The SFC has placed these standards in response to overseas cybersecurity incidents that exposed vulnerabilities in the wallet management systems of crypto exchanges. According to a Hacken report, the industry lost $3.1 billion to attacks in the first half of 2025 alone.
The Hong Kong regulator also conducted a targeted review earlier this year to test VATPs against similar vulnerabilities. “Whilst most Platform Operators reported having fundamental control measures in place, certain responses were deemed inadequate,” noted the circular.
VATPs aren’t the only ones expected to meet the requirements in today’s document release. The same standards will also apply to virtual asset custodians, and the SFC notes these guidelines will serve as the prerequisites for transitioning to more advanced custody technologies.
Dr Eric Yip, Executive Director of Intermediaries at SFC, said:
In order for Hong Kong to foster a competitive, sustainable and trusted digital asset ecosystem, client asset protection must always remain a top priority for all licensed VATPs, which can leverage the SFC’s practical guide to step up their custody practices especially amid heightened risks globally.
The move has followed other regulatory efforts by Hong Kong to present itself as more crypto-friendly. In May, the city’s stablecoin bill passed legislature and went into action at the start of this month.
Big names like Standard Chartered in its joint-venture have lined up to apply for a stablecoin license under this rule. The first batch of approvals isn’t expected to come until 2026, however, according to reports.
Bitcoin Price Has Slipped Under $118,000
The number one crypto, Bitcoin, took a blow on Thursday as its price plunged below the $118,000 mark. The fires of volatility were fanned by an interview involving US Treasury Secretary Scott Bessent, who said the government doesn’t plan to buy the digital asset for its Strategic Reserve and will instead build it using confiscated assets.

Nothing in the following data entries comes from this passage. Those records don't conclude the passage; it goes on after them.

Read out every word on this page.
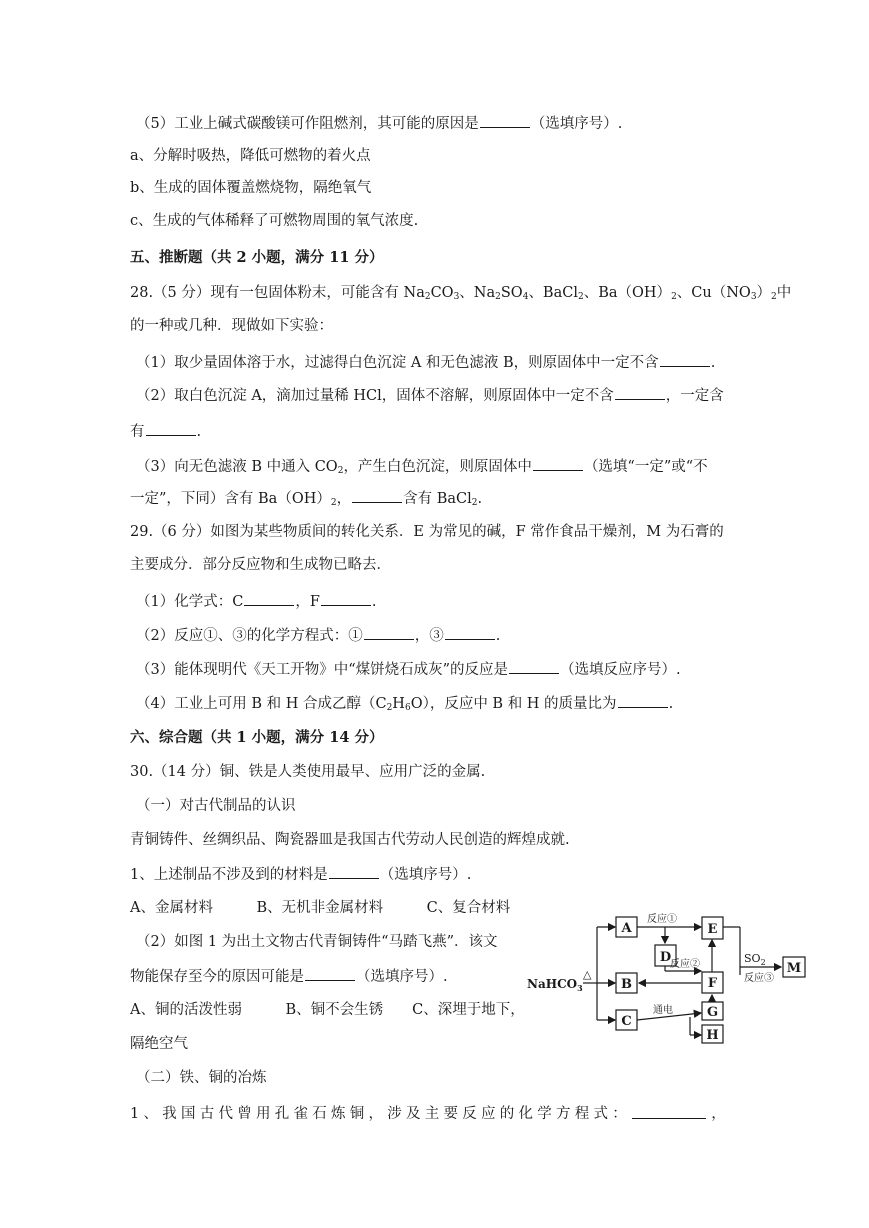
（5）工业上碱式碳酸镁可作阻燃剂，其可能的原因是	（选填序号）.
a、分解时吸热，降低可燃物的着火点
b、生成的固体覆盖燃烧物，隔绝氧气
c、生成的气体稀释了可燃物周围的氧气浓度.
五、推断题（共 2 小题，满分 11 分）
28.（5 分）现有一包固体粉末，可能含有 $Na_2CO_3$、$Na_2SO_4$、BaCl$_2$、$Ba(OH)_2$、$Cu(NO_3)_2$中
的一种或几种．现做如下实验：
（1）取少量固体溶于水，过滤得白色沉淀 A 和无色滤液 B，则原固体中一定不含	.
（2）取白色沉淀 A，滴加过量稀 HCl，固体不溶解，则原固体中一定不含	，一定含
有	.
（3）向无色滤液 B 中通入 $CO_2$，产生白色沉淀，则原固体中	（选填“一定”或“不
一定”，下同）含有 $Ba(OH)_2$，	含有 BaCl$_2$.
29.（6 分）如图为某些物质间的转化关系．E 为常见的碱，F 常作食品干燥剂，M 为石膏的
主要成分．部分反应物和生成物已略去．
（1）化学式：C	，F	.
（2）反应①、③的化学方程式：①	，③	.
（3）能体现明代《天工开物》中“煤饼烧石成灰”的反应是	（选填反应序号）.
（4）工业上可用 B 和 H 合成乙醇$(C_2H_6O)$，反应中 B 和 H 的质量比为	.
六、综合题（共 1 小题，满分 14 分）
30.（14 分）铜、铁是人类使用最早、应用广泛的金属.
（一）对古代制品的认识
青铜铸件、丝绸织品、陶瓷器皿是我国古代劳动人民创造的辉煌成就.
1、上述制品不涉及到的材料是	（选填序号）.
A、金属材料　　　B、无机非金属材料　　　C、复合材料
（2）如图 1 为出土文物古代青铜铸件“马踏飞燕”．该文
物能保存至今的原因可能是	（选填序号）.
A、铜的活泼性弱　　　B、铜不会生锈　　C、深埋于地下，
隔绝空气
（二）铁、铜的冶炼
1 、 我 国 古 代 曾 用 孔 雀 石 炼 铜 ， 涉 及 主 要 反 应 的 化 学 方 程 式 ：	，
A
B
C
D
E
F
G
H
M
NaHCO$_3$
△
反应①
反应②	$SO_2$
反应③
通电
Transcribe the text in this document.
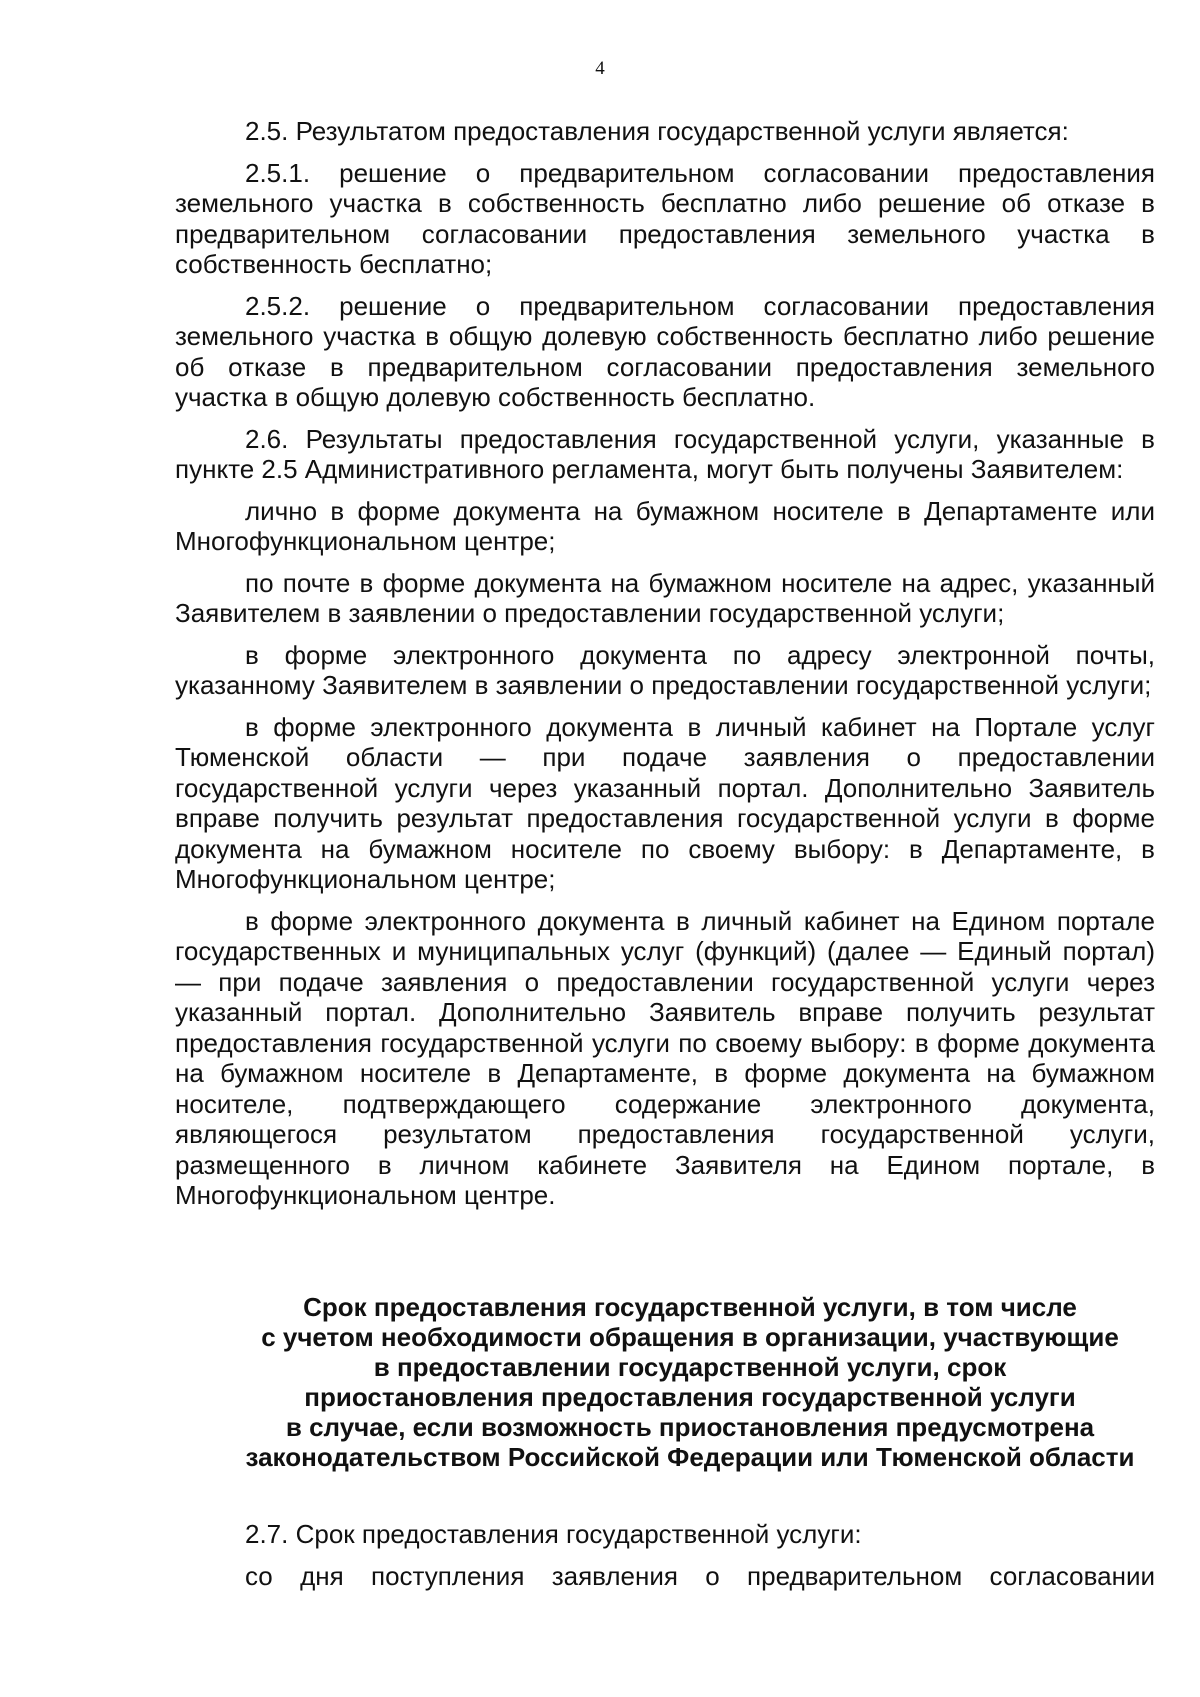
4

2.5. Результатом предоставления государственной услуги является:

2.5.1. решение о предварительном согласовании предоставления земельного участка в собственность бесплатно либо решение об отказе в предварительном согласовании предоставления земельного участка в собственность бесплатно;

2.5.2. решение о предварительном согласовании предоставления земельного участка в общую долевую собственность бесплатно либо решение об отказе в предварительном согласовании предоставления земельного участка в общую долевую собственность бесплатно.

2.6. Результаты предоставления государственной услуги, указанные в пункте 2.5 Административного регламента, могут быть получены Заявителем:

лично в форме документа на бумажном носителе в Департаменте или Многофункциональном центре;

по почте в форме документа на бумажном носителе на адрес, указанный Заявителем в заявлении о предоставлении государственной услуги;

в форме электронного документа по адресу электронной почты, указанному Заявителем в заявлении о предоставлении государственной услуги;

в форме электронного документа в личный кабинет на Портале услуг Тюменской области — при подаче заявления о предоставлении государственной услуги через указанный портал. Дополнительно Заявитель вправе получить результат предоставления государственной услуги в форме документа на бумажном носителе по своему выбору: в Департаменте, в Многофункциональном центре;

в форме электронного документа в личный кабинет на Едином портале государственных и муниципальных услуг (функций) (далее — Единый портал) — при подаче заявления о предоставлении государственной услуги через указанный портал. Дополнительно Заявитель вправе получить результат предоставления государственной услуги по своему выбору: в форме документа на бумажном носителе в Департаменте, в форме документа на бумажном носителе, подтверждающего содержание электронного документа, являющегося результатом предоставления государственной услуги, размещенного в личном кабинете Заявителя на Едином портале, в Многофункциональном центре.

Срок предоставления государственной услуги, в том числе
с учетом необходимости обращения в организации, участвующие
в предоставлении государственной услуги, срок
приостановления предоставления государственной услуги
в случае, если возможность приостановления предусмотрена
законодательством Российской Федерации или Тюменской области

2.7. Срок предоставления государственной услуги:

со дня поступления заявления о предварительном согласовании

The trend in the BTC price over the last few days | Source: BTCUSDT on TradingView
A few hours later, however, Bessent took to X and clarified that the Treasury is also open to exploring budget-neutral ways of acquiring more of the asset. From the chart, it’s visible that BTC’s price made some recovery following the statement, but it didn’t last long as the coin has dropped back to $117,800.